Shephard considered Mercante’s penchant for sliding in and out of derelict hotels and apartments, his talent for picking lairs away from—but somehow in the very midst of—where someone would look for him. It wasn’t beyond possibility that he would hide in the Cora, and its closeness to the Sisters of Mercy made all the more sense. In fact, the more he thought about it, the more it fit into Mercante’s twisted logic. And if Mercante was there, perhaps he would be sleeping, an easy mark for a morning visitor.
“How do I get to the Cora? I want to go there.”
“Oh, señor. You must wait until light. Long walk, three miles now. Very dark and the path is full of iguanas and many cucarachas.” The clerk held up two forefingers about three inches apart. Some cockroaches, Shephard thought.
“I can’t wait. The poor man could be wandering that path right now, very terrified. Comprende?”

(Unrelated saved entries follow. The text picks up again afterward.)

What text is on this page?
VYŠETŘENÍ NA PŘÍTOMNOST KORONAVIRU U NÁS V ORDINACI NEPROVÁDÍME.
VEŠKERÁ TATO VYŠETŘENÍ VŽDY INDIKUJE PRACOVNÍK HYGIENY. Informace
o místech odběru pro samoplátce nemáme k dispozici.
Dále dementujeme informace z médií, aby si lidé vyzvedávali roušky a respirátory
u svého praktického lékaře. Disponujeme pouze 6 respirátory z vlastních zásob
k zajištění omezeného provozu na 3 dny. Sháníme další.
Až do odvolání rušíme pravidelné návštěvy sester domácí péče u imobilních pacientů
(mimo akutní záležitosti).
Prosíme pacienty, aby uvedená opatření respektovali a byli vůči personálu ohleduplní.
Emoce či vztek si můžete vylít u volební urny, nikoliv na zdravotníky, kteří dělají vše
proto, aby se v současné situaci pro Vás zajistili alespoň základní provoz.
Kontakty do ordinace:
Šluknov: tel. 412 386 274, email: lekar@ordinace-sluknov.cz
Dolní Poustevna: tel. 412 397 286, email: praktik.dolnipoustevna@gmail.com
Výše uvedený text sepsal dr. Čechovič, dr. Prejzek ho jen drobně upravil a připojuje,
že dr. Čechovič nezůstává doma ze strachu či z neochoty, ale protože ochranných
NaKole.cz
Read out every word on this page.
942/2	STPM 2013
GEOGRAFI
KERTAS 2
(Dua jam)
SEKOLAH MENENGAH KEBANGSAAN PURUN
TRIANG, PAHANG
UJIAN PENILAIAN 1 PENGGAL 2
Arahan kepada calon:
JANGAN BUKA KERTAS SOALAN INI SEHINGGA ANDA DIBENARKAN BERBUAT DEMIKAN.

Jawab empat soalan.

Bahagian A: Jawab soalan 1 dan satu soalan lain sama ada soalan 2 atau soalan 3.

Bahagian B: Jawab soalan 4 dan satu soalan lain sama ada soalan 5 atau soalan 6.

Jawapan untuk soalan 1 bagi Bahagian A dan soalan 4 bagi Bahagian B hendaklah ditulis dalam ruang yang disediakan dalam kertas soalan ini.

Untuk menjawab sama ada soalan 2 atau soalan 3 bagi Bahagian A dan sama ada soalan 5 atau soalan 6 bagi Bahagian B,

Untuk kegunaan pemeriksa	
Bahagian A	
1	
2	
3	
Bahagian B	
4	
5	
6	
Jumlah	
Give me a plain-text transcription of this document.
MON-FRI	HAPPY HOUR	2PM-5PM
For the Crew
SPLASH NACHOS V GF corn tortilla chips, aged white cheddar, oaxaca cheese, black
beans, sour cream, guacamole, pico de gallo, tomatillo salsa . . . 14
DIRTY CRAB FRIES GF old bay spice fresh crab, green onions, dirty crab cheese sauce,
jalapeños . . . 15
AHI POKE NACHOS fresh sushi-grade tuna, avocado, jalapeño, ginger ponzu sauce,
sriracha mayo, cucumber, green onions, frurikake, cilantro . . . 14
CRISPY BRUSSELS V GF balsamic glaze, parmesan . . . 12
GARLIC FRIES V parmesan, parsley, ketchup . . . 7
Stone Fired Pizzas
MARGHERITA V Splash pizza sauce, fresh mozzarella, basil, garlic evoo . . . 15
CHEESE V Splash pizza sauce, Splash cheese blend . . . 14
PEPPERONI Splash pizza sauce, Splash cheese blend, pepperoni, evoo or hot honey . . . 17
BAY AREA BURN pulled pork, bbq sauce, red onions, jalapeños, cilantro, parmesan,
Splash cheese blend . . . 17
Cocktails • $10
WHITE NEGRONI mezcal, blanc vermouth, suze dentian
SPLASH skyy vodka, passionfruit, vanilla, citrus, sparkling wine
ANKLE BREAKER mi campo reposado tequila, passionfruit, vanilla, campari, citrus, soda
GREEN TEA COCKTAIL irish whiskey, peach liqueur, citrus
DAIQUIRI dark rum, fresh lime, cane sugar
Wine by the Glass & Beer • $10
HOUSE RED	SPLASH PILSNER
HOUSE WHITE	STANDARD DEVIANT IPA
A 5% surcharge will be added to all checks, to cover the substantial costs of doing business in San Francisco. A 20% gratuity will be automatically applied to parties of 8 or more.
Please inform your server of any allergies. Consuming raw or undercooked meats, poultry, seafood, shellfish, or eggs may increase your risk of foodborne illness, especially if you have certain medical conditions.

The clerk sighed and rose from his stool, tapping across the lobby in his hard shoes. Outside, he led Shephard past the first row of rooms, the porch lights of which swirled with moths and outsized winged beetles. Translucent lizards clung to the walls, darting intermittently. He stopped at the end of the cement sidewalk, as if going any further would offer him a personal risk. The clearing to which he pointed seemed large and passable enough.
“Here the path is wi
de, but farther away it will be small,” the man said gravely. “About a half of mile from here, it will go to the right and to the left, and you go to the right. At the end you will be on the beach again, and the Cora is left, on a hill over the water. I don’t think she has her lights because it is very expensive here. If your father is on the pathway, you will hear him because the jungle is quiet except for the monkeys and some pigs but they will run away. If you find a wild pig and babies, you should run first. They can be very, very muy peligroso. Comprende, señor?”
“Oh, yes. Thank you. I have a lucky sea lion’s tooth.” Shephard produced the tooth, which shone dully in the lights of the porches.
The footing was soft and moist. Shephard felt his heels sinking as he moved into the clearing and past the first cluster of banana trees. He stopped in the darkness for a last look at the light of the hotel, then located the moon, which was a full quarter now and clear in the eastern sky. He could see the pathway winding ahead, a shade darker than the trees that crouched at its borders. Another thirty yards, around a gentle right-hand bend that brought him under a bower of some sort—the smell was of honeysuckle—he stopped again and realized that even in so short a distance the jungle had consumed him fully. It seemed to hump around him in rounded forms that looked ready to uncoil. A dark shape cut across the pathway ahead of him, dragging a reptilian tail into the vegetation. He moved to the other side and continued, ducking low again under the banana leaves, using the moist trunks for balance where the trees threatened to choke off the path. Holy Christ, he thought, his mind filling with visions of fat tarantulas dropping like rain from the trees.
He lit a cigarette and began scuffing his shoes, slapping the leaves that reached out from the foliage. Halfway to the other side of the island—what he guessed was halfway, at least—he stopped dead in front of a huge iguana poised athwart the pathway in front of him. While Shephard choked his fear back down, he waited for the beast to move, but it didn’t so much as twitch.